Study results showed that 13 of 15 patients who developed a malignancy and 5 of 5 patients who developed HLH had been exposed to thiopurine. Additionally, 10 patients with malignancy also had exposure to a biologic agent, such as infliximab, adalimumab (Humira, AbbVie), and certolizumab pegol (Cimzia, UCB). In patients exposed to infliximab, unadjusted incidence rates of malignancy and HLH were 0.46 per 1000 patient-years and 0.0 per 1000 patient-years, respectively, compared to patients unexposed to biologic agents (malignancy, 1.12/1000 patient-years; HLH, 0.56/1000 patient-years). SIRs also did not show an increased risk of malignancy among patients exposed to infliximab (SIR, 1.69; 95% CI, 0.46-4.32) vs those with no exposure (SIR, 2.17; 95% CI, 0.59-5.56), even when accounting for stratification of patients by thiopurine exposure.

Although these complications are rare, the authors advise clinicians to reevaluate alternatives to azathioprine use.

Probiotics Given Soon After Antibiotics Can Reduce the Risk of Clostridium difficile Infection in Hospitalized Adults

Probiotics administered soon after the first dose of antibiotics reduce the risk of Clostridium difficile infection (CDI) by more than 50% in hospitalized adults, according to a systematic review with meta-regression analysis.

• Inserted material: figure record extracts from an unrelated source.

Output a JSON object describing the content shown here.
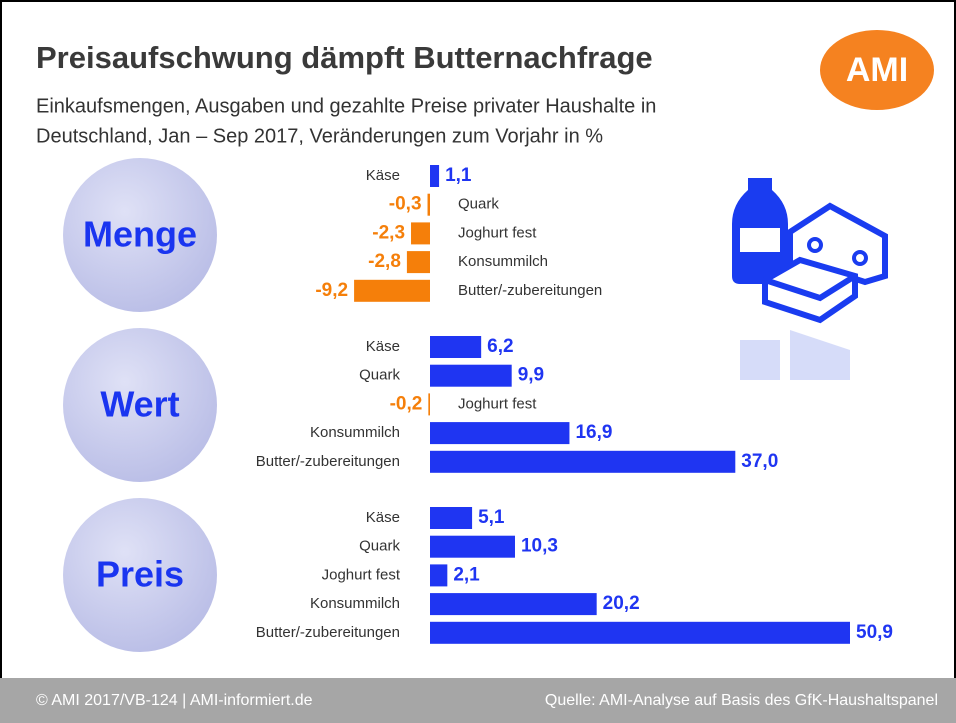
{
  "header": {
    "title": "Preisaufschwung dämpft Butternachfrage",
    "subtitle": [
      "Einkaufsmengen, Ausgaben und gezahlte Preise privater Haushalte in",
      "Deutschland, Jan – Sep 2017, Veränderungen zum Vorjahr in %"
    ],
    "logo": "AMI"
  },
  "footer": {
    "left": "© AMI 2017/VB-124 | AMI-informiert.de",
    "right": "Quelle: AMI-Analyse auf Basis des GfK-Haushaltspanel"
  },
  "chart_data": [
    {
      "type": "bar",
      "orientation": "horizontal",
      "title": "Menge",
      "categories": [
        "Käse",
        "Quark",
        "Joghurt fest",
        "Konsummilch",
        "Butter/-zubereitungen"
      ],
      "values": [
        1.1,
        -0.3,
        -2.3,
        -2.8,
        -9.2
      ],
      "value_labels": [
        "1,1",
        "-0,3",
        "-2,3",
        "-2,8",
        "-9,2"
      ],
      "colors": {
        "positive": "#1f35f2",
        "negative": "#f57f0a"
      }
    },
    {
      "type": "bar",
      "orientation": "horizontal",
      "title": "Wert",
      "categories": [
        "Käse",
        "Quark",
        "Joghurt fest",
        "Konsummilch",
        "Butter/-zubereitungen"
      ],
      "values": [
        6.2,
        9.9,
        -0.2,
        16.9,
        37.0
      ],
      "value_labels": [
        "6,2",
        "9,9",
        "-0,2",
        "16,9",
        "37,0"
      ],
      "colors": {
        "positive": "#1f35f2",
        "negative": "#f57f0a"
      }
    },
    {
      "type": "bar",
      "orientation": "horizontal",
      "title": "Preis",
      "categories": [
        "Käse",
        "Quark",
        "Joghurt fest",
        "Konsummilch",
        "Butter/-zubereitungen"
      ],
      "values": [
        5.1,
        10.3,
        2.1,
        20.2,
        50.9
      ],
      "value_labels": [
        "5,1",
        "10,3",
        "2,1",
        "20,2",
        "50,9"
      ],
      "colors": {
        "positive": "#1f35f2",
        "negative": "#f57f0a"
      }
    }
  ]
}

Current guidelines do not recommend the use of probiotics for the prevention of CDI despite prior systematic reviews showing the efficacy of probiotics in this setting.

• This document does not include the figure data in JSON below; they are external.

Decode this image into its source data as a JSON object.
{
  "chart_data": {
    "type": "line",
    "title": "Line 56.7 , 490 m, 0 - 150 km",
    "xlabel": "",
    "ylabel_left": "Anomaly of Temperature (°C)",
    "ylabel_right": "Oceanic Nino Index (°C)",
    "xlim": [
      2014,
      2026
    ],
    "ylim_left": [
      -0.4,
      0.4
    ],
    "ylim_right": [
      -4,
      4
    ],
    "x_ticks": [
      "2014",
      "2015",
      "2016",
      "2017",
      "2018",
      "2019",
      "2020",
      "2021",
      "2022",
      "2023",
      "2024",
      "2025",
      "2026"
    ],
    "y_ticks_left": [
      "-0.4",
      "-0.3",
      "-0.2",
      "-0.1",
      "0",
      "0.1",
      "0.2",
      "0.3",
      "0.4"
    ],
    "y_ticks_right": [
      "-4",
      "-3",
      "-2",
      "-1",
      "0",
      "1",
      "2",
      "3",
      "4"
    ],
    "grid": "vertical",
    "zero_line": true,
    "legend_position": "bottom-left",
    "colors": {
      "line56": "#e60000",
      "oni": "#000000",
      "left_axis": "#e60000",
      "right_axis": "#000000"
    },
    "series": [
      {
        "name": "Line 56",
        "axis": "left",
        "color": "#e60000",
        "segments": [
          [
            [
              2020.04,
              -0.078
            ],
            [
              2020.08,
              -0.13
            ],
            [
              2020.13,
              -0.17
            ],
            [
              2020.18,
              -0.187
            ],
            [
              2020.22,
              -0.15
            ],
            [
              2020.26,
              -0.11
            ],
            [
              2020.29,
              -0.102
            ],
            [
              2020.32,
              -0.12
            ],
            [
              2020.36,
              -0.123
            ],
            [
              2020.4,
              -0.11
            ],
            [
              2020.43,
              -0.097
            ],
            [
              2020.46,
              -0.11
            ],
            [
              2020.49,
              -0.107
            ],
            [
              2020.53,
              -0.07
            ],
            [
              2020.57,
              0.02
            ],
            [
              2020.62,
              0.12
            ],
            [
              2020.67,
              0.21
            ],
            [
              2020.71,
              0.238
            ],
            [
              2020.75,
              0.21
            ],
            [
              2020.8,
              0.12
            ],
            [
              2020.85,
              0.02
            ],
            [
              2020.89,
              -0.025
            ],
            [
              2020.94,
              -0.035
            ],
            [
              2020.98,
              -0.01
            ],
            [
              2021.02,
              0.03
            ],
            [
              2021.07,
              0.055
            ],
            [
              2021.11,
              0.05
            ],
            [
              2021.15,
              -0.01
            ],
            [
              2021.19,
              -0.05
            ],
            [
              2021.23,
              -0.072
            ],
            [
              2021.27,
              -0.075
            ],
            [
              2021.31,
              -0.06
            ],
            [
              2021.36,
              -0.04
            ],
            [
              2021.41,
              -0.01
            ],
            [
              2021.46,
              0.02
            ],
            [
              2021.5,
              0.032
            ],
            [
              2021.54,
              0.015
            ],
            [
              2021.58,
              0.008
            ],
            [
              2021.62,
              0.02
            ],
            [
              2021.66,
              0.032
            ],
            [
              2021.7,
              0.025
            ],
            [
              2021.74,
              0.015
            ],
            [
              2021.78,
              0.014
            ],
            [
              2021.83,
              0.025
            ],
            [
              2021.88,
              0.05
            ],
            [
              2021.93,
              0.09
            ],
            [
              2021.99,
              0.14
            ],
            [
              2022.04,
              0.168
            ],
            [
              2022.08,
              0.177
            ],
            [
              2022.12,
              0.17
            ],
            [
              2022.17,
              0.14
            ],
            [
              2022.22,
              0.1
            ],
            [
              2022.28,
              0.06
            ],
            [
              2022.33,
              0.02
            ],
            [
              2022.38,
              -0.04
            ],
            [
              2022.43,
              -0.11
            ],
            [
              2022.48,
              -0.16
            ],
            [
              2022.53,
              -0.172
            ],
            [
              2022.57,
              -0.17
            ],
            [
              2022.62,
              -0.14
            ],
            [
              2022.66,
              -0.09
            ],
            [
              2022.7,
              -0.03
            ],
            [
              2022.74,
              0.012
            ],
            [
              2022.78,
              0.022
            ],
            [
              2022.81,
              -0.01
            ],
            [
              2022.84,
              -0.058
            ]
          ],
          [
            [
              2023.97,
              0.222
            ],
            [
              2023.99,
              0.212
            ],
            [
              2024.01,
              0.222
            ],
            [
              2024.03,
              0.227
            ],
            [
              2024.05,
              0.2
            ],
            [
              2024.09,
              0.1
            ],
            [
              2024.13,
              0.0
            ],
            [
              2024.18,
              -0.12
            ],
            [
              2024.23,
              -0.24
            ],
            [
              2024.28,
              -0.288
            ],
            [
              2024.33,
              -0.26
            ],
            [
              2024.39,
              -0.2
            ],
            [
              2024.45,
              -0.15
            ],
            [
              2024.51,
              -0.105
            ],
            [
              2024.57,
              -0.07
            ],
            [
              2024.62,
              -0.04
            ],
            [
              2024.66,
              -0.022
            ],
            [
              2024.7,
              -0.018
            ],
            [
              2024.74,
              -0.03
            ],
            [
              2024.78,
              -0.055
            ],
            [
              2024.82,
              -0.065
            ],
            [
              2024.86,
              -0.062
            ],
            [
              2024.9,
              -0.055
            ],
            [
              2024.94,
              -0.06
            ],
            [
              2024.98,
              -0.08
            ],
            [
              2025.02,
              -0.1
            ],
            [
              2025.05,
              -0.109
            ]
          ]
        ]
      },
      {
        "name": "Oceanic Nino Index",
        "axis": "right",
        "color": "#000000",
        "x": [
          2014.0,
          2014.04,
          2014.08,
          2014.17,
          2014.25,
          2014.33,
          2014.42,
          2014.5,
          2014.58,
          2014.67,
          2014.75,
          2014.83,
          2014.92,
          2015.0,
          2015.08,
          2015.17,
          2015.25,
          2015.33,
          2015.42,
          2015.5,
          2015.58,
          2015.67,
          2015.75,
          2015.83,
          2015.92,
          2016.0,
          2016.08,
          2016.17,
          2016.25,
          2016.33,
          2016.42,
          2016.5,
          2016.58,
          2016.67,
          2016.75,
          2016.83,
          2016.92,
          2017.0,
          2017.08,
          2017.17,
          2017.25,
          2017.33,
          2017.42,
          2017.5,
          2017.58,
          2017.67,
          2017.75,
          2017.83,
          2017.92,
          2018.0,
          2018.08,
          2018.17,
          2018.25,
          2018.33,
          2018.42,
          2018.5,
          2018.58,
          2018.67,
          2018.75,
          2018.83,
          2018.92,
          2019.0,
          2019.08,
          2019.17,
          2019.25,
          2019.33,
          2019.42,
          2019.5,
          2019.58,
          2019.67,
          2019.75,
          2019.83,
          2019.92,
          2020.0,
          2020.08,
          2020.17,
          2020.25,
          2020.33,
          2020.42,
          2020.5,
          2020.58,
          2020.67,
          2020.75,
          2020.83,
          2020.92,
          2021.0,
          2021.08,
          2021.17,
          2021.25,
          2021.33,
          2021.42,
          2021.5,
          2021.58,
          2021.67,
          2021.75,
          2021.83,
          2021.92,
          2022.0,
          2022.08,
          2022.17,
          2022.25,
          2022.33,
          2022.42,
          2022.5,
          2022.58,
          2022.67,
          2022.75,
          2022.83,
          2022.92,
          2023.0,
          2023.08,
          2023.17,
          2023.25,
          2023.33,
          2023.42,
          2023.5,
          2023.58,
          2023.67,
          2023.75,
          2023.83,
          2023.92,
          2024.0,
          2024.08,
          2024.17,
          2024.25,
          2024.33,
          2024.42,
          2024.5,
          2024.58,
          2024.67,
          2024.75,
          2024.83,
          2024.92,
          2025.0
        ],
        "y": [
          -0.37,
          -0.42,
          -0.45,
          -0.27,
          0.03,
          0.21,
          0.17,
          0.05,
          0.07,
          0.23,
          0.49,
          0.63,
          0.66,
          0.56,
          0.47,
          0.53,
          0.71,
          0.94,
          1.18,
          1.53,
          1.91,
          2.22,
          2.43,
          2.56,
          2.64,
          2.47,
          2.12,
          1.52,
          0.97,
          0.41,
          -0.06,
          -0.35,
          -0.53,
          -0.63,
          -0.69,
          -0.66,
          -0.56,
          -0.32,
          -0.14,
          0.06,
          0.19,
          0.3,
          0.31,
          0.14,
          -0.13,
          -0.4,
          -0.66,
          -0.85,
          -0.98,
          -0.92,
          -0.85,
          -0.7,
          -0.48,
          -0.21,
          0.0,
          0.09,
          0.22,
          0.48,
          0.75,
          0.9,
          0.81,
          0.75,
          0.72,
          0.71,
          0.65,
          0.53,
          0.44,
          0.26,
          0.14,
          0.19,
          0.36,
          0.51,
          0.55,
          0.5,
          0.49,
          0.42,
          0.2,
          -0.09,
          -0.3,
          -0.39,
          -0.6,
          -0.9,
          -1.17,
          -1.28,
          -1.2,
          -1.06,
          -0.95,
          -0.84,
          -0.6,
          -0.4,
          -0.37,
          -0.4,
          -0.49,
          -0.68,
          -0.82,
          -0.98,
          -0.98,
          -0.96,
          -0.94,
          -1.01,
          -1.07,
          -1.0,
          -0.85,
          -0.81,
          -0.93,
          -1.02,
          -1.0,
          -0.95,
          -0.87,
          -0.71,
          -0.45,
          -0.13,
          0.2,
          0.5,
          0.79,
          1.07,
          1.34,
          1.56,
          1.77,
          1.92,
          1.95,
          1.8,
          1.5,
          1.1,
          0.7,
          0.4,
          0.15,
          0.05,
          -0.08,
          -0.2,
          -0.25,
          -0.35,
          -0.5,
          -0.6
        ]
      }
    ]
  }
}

Results of the systematic review were published on February 9, 2017 in Gastroenterology ahead of print publication. Dr Nicole T. Shen and colleagues analyzed 19 studies, encompassing 6261 patients, from a search of the Cochrane Library, Embase, International Journal of Probiotics and Prebiotics, and MEDLINE databases for randomized, controlled trials focusing on the use of probiotics and CDI in hospitalized adults receiving antibiotics. Data were extracted by 2 independent reviewers, who also assessed the overall quality of evidence and risk of bias. The primary outcome was incidence of CDI, and the secondary outcome was adverse events.

In the probiotic cohort, the incidence of CDI was 1.6% (54/3277) vs 3.9% (115/2984) in the control cohort. The pooled relative risk of CDI among patients taking probiotics was 0.42 (95% CI, 0.30-0.57; I2=0%). According to meta-regression analysis, probiotics significantly reduced the risk for CDI when administered within 2 days of the first dose of antibiotics (relative risk, 0.32; 95% CI, 0.22-0.48; I2=0%) compared to delayed administration (relative risk, 0.70; 95% CI, 0.40-1.23; I2=0%; P=.02). Patients receiving probiotics did not report any increased risk for adverse events.

Secondary analyses evaluated dose, duration, effects of probiotic species, formulation, study quality, and timing. The authors note that future research should concentrate on formulation, optimal probiotic dose, and species.